Damn this new MacBook Pro. As of this very moment I’ve had the new 13-inch MacBook Pro with Touch Bar for just a few hours. It’s small, sturdy, and typing my password in was pleasant enough. That Touch Bar looks really neat too, and when I set up Touch ID to login from the Touch Bar, I felt like I was in the future.

But this £2,000 worth of overpriced, hyper-engineered Apple laptop has now crashed 23 times — and 12 in the first hour I had this thing.

The last 11 crashes occurred more sporadically because I spent the last hour and a half on three different calls with Apple in an effort to resolve the problem. I will say that the company’s tech support personnel were very kind and contacting them was easy. You sign into your Apple account on the support website, answer a question, and a call is scheduled. The website had me run a few tests while Apple sets up the call, then your phone rings, and there’s a very gracious member of tech support on the line.

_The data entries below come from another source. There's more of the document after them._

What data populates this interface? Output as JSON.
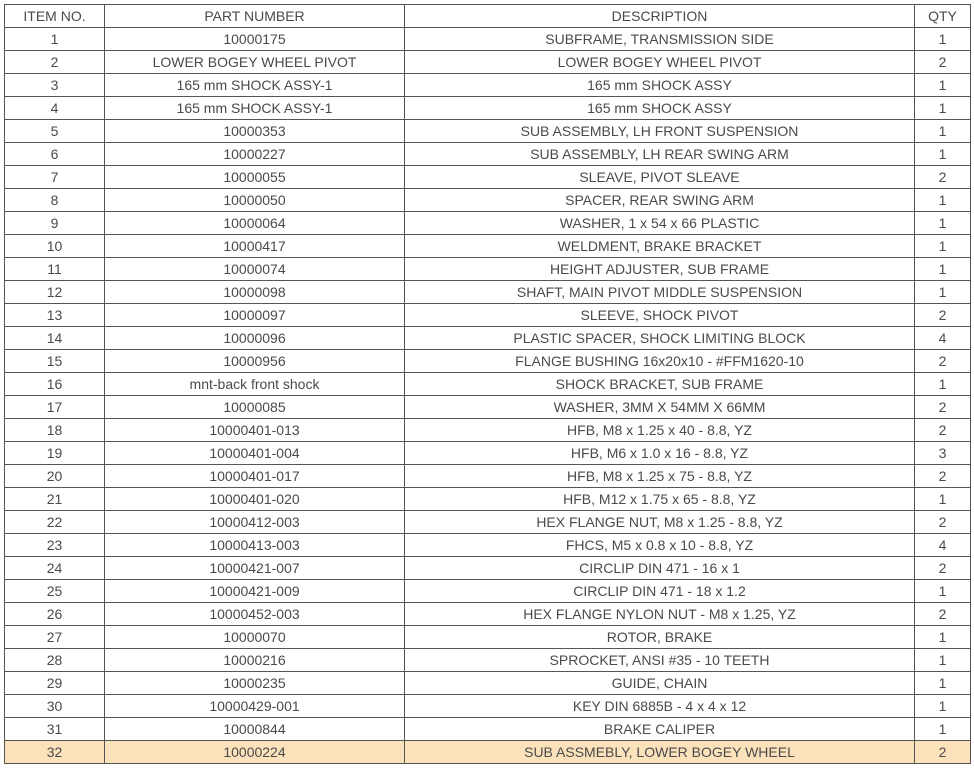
{
  "chart_data": {
    "type": "table",
    "columns": [
      "ITEM NO.",
      "PART NUMBER",
      "DESCRIPTION",
      "QTY"
    ],
    "rows": [
      {
        "item_no": "1",
        "part_number": "10000175",
        "description": "SUBFRAME, TRANSMISSION SIDE",
        "qty": "1",
        "highlight": false
      },
      {
        "item_no": "2",
        "part_number": "LOWER BOGEY WHEEL PIVOT",
        "description": "LOWER BOGEY WHEEL PIVOT",
        "qty": "2",
        "highlight": false
      },
      {
        "item_no": "3",
        "part_number": "165 mm SHOCK ASSY-1",
        "description": "165 mm SHOCK ASSY",
        "qty": "1",
        "highlight": false
      },
      {
        "item_no": "4",
        "part_number": "165 mm SHOCK ASSY-1",
        "description": "165 mm SHOCK ASSY",
        "qty": "1",
        "highlight": false
      },
      {
        "item_no": "5",
        "part_number": "10000353",
        "description": "SUB ASSEMBLY, LH FRONT SUSPENSION",
        "qty": "1",
        "highlight": false
      },
      {
        "item_no": "6",
        "part_number": "10000227",
        "description": "SUB ASSEMBLY, LH REAR SWING ARM",
        "qty": "1",
        "highlight": false
      },
      {
        "item_no": "7",
        "part_number": "10000055",
        "description": "SLEAVE, PIVOT SLEAVE",
        "qty": "2",
        "highlight": false
      },
      {
        "item_no": "8",
        "part_number": "10000050",
        "description": "SPACER, REAR SWING ARM",
        "qty": "1",
        "highlight": false
      },
      {
        "item_no": "9",
        "part_number": "10000064",
        "description": "WASHER, 1 x 54 x 66 PLASTIC",
        "qty": "1",
        "highlight": false
      },
      {
        "item_no": "10",
        "part_number": "10000417",
        "description": "WELDMENT, BRAKE BRACKET",
        "qty": "1",
        "highlight": false
      },
      {
        "item_no": "11",
        "part_number": "10000074",
        "description": "HEIGHT ADJUSTER, SUB FRAME",
        "qty": "1",
        "highlight": false
      },
      {
        "item_no": "12",
        "part_number": "10000098",
        "description": "SHAFT, MAIN PIVOT MIDDLE SUSPENSION",
        "qty": "1",
        "highlight": false
      },
      {
        "item_no": "13",
        "part_number": "10000097",
        "description": "SLEEVE, SHOCK PIVOT",
        "qty": "2",
        "highlight": false
      },
      {
        "item_no": "14",
        "part_number": "10000096",
        "description": "PLASTIC SPACER, SHOCK LIMITING BLOCK",
        "qty": "4",
        "highlight": false
      },
      {
        "item_no": "15",
        "part_number": "10000956",
        "description": "FLANGE BUSHING 16x20x10 - #FFM1620-10",
        "qty": "2",
        "highlight": false
      },
      {
        "item_no": "16",
        "part_number": "mnt-back front shock",
        "description": "SHOCK BRACKET, SUB FRAME",
        "qty": "1",
        "highlight": false
      },
      {
        "item_no": "17",
        "part_number": "10000085",
        "description": "WASHER, 3MM X 54MM X 66MM",
        "qty": "2",
        "highlight": false
      },
      {
        "item_no": "18",
        "part_number": "10000401-013",
        "description": "HFB, M8 x 1.25 x 40 - 8.8, YZ",
        "qty": "2",
        "highlight": false
      },
      {
        "item_no": "19",
        "part_number": "10000401-004",
        "description": "HFB, M6 x 1.0 x 16 - 8.8, YZ",
        "qty": "3",
        "highlight": false
      },
      {
        "item_no": "20",
        "part_number": "10000401-017",
        "description": "HFB, M8 x 1.25 x 75 - 8.8, YZ",
        "qty": "2",
        "highlight": false
      },
      {
        "item_no": "21",
        "part_number": "10000401-020",
        "description": "HFB, M12 x 1.75 x 65 - 8.8, YZ",
        "qty": "1",
        "highlight": false
      },
      {
        "item_no": "22",
        "part_number": "10000412-003",
        "description": "HEX FLANGE NUT, M8 x 1.25 - 8.8, YZ",
        "qty": "2",
        "highlight": false
      },
      {
        "item_no": "23",
        "part_number": "10000413-003",
        "description": "FHCS, M5 x 0.8 x 10 - 8.8, YZ",
        "qty": "4",
        "highlight": false
      },
      {
        "item_no": "24",
        "part_number": "10000421-007",
        "description": "CIRCLIP DIN 471 - 16 x 1",
        "qty": "2",
        "highlight": false
      },
      {
        "item_no": "25",
        "part_number": "10000421-009",
        "description": "CIRCLIP DIN 471 - 18 x 1.2",
        "qty": "1",
        "highlight": false
      },
      {
        "item_no": "26",
        "part_number": "10000452-003",
        "description": "HEX FLANGE NYLON NUT - M8 x 1.25, YZ",
        "qty": "2",
        "highlight": false
      },
      {
        "item_no": "27",
        "part_number": "10000070",
        "description": "ROTOR, BRAKE",
        "qty": "1",
        "highlight": false
      },
      {
        "item_no": "28",
        "part_number": "10000216",
        "description": "SPROCKET, ANSI #35 - 10 TEETH",
        "qty": "1",
        "highlight": false
      },
      {
        "item_no": "29",
        "part_number": "10000235",
        "description": "GUIDE, CHAIN",
        "qty": "1",
        "highlight": false
      },
      {
        "item_no": "30",
        "part_number": "10000429-001",
        "description": "KEY DIN 6885B - 4 x 4 x 12",
        "qty": "1",
        "highlight": false
      },
      {
        "item_no": "31",
        "part_number": "10000844",
        "description": "BRAKE CALIPER",
        "qty": "1",
        "highlight": false
      },
      {
        "item_no": "32",
        "part_number": "10000224",
        "description": "SUB ASSMEBLY, LOWER BOGEY WHEEL",
        "qty": "2",
        "highlight": true
      }
    ]
  }
}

The first representative guided me through resetting my PRAM and arranged a callback. The computer crashed. Rep Two had me reinstall the OS. The computer crashed. Rep Three saw the detailed notes and immediately said I needed to speak to a MacBook Supervisor — whatever that is. I was placed on hold for ten minutes. The MacBook Supervisor took one look at the issue and put me in contact with the internet sales team.

So tomorrow I will pack up my brand new MacBook Pro. It will not be hard, apart from keeping the device stable enough to remove all my personal information. The charger never even came out of its wrapper. The box is still sitting on top of its packaging on my bed, cellophane shining.

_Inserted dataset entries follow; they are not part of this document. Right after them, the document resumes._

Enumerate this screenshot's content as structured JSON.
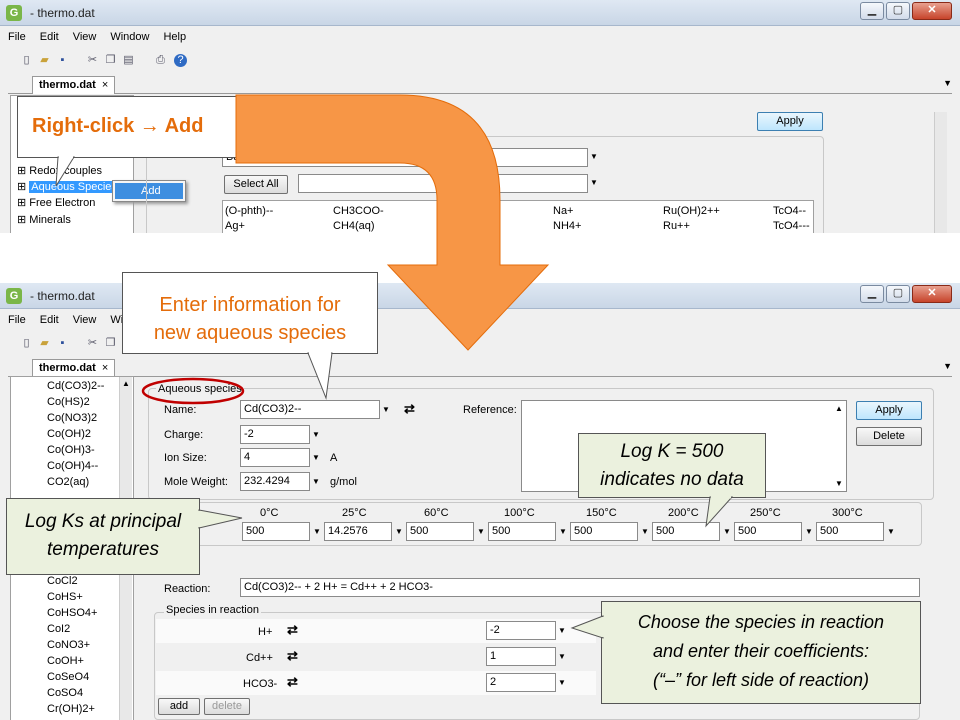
{
  "app": {
    "title": "- thermo.dat",
    "icon_letter": "G"
  },
  "menu": [
    "File",
    "Edit",
    "View",
    "Window",
    "Help"
  ],
  "tab": {
    "label": "thermo.dat",
    "close": "×"
  },
  "top": {
    "callout_label": "Right-click → Add",
    "tree": [
      "Redox couples",
      "Aqueous Species",
      "Free Electron",
      "Minerals"
    ],
    "context_menu_item": "Add",
    "apply_label": "Apply",
    "basis_select": "Basis and Redox Species",
    "select_all_label": "Select All",
    "species_grid": [
      [
        "(O-phth)--",
        "CH3COO-",
        "",
        "Na+",
        "Ru(OH)2++",
        "TcO4--"
      ],
      [
        "Ag+",
        "CH4(aq)",
        "",
        "NH4+",
        "Ru++",
        "TcO4---"
      ]
    ]
  },
  "bottom": {
    "callout_enter": [
      "Enter information for",
      "new aqueous species"
    ],
    "callout_logk": [
      "Log K = 500",
      "indicates no data"
    ],
    "callout_logks": [
      "Log Ks at principal",
      "temperatures"
    ],
    "callout_choose": [
      "Choose the species in reaction",
      "and enter their coefficients:",
      "(“–” for left side of reaction)"
    ],
    "tree": [
      "Cd(CO3)2--",
      "Co(HS)2",
      "Co(NO3)2",
      "Co(OH)2",
      "Co(OH)3-",
      "Co(OH)4--",
      "CO2(aq)",
      "CoCl2",
      "CoHS+",
      "CoHSO4+",
      "CoI2",
      "CoNO3+",
      "CoOH+",
      "CoSeO4",
      "CoSO4",
      "Cr(OH)2+"
    ],
    "group_label": "Aqueous species",
    "name_label": "Name:",
    "name_value": "Cd(CO3)2--",
    "charge_label": "Charge:",
    "charge_value": "-2",
    "ion_size_label": "Ion Size:",
    "ion_size_value": "4",
    "ion_size_unit": "A",
    "mole_weight_label": "Mole Weight:",
    "mole_weight_value": "232.4294",
    "mole_weight_unit": "g/mol",
    "reference_label": "Reference:",
    "apply_label": "Apply",
    "delete_label": "Delete",
    "temperatures": [
      "0°C",
      "25°C",
      "60°C",
      "100°C",
      "150°C",
      "200°C",
      "250°C",
      "300°C"
    ],
    "logk_values": [
      "500",
      "14.2576",
      "500",
      "500",
      "500",
      "500",
      "500",
      "500"
    ],
    "reaction_label": "Reaction:",
    "reaction_value": "Cd(CO3)2--  + 2 H+  = Cd++  + 2 HCO3-",
    "species_group_label": "Species in reaction",
    "species_rows": [
      {
        "name": "H+",
        "coef": "-2"
      },
      {
        "name": "Cd++",
        "coef": "1"
      },
      {
        "name": "HCO3-",
        "coef": "2"
      }
    ],
    "add_label": "add",
    "delete_small_label": "delete"
  },
  "colors": {
    "orange": "#f79646",
    "orange_text": "#e46c0a",
    "green_callout": "#ebf1de",
    "red_circle": "#c00000"
  }
}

I’ll get a new MacBook Pro eventually. First, I have to ship Apple the old and wait for FedEx to tell Apple I’ve shipped it. Then Apple will “start building” me a new one. There is no guarantee of a ship date. Maybe December. Maybe earlier.

This is standard operating procedure for Apple, and it makes sense for a company that deals in millions of phones every year. But a £2,000 “custom built” laptop is a far cry from a £500 smartphone. The expectations are higher for that customer base. We expect things like a device that works out of the box — particularly when it’s supposedly “custom built.” If I’m spending £2,000, and they’re specially installing RAM and an i7 processor, is it really too much to ask that they test the damn thing before it leaves the factory? There are plenty of smaller companies with cheaper products that do just that.

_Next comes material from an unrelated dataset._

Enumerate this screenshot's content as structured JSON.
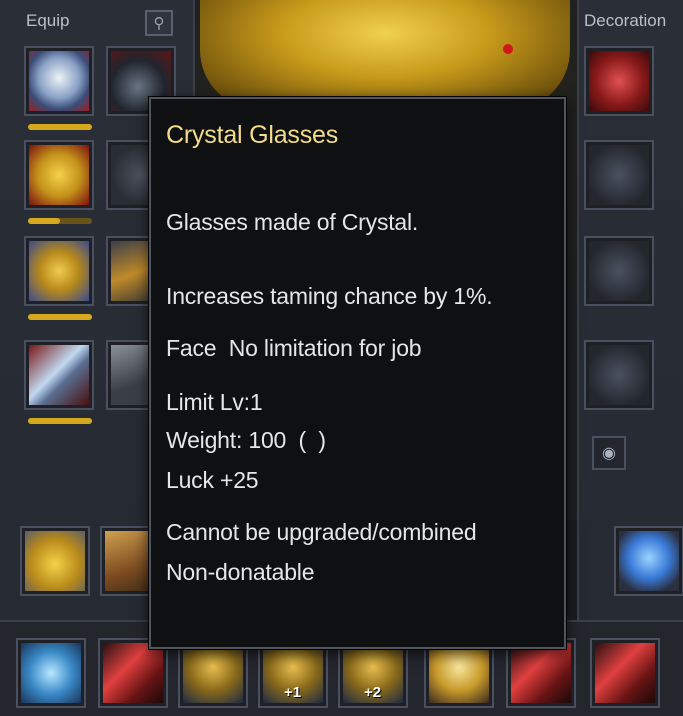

Once upon a time the splurging for an Apple product felt worth it. You were paying for an outstanding operating system and a breezy computing experience, as well as the best tech support in the game. A new computer would have been shipped the moment the return label was created for the old one. Or they might have even encouraged a visit to an Apple Store, where a tech would have been able to physically repair the issue.

Instead, my new “custom built” laptop arrived DOA. I’m not the only one with problems. While the new 13-inch MacBook Pro only started arriving in users’ hands today, the 15-inch had a few days' head start, and numerous owners have flocked to the MacRumors forum to crow about “GPUGate.” Those fancy and woefully underpowered video cards Are creating some massive glitches on the display.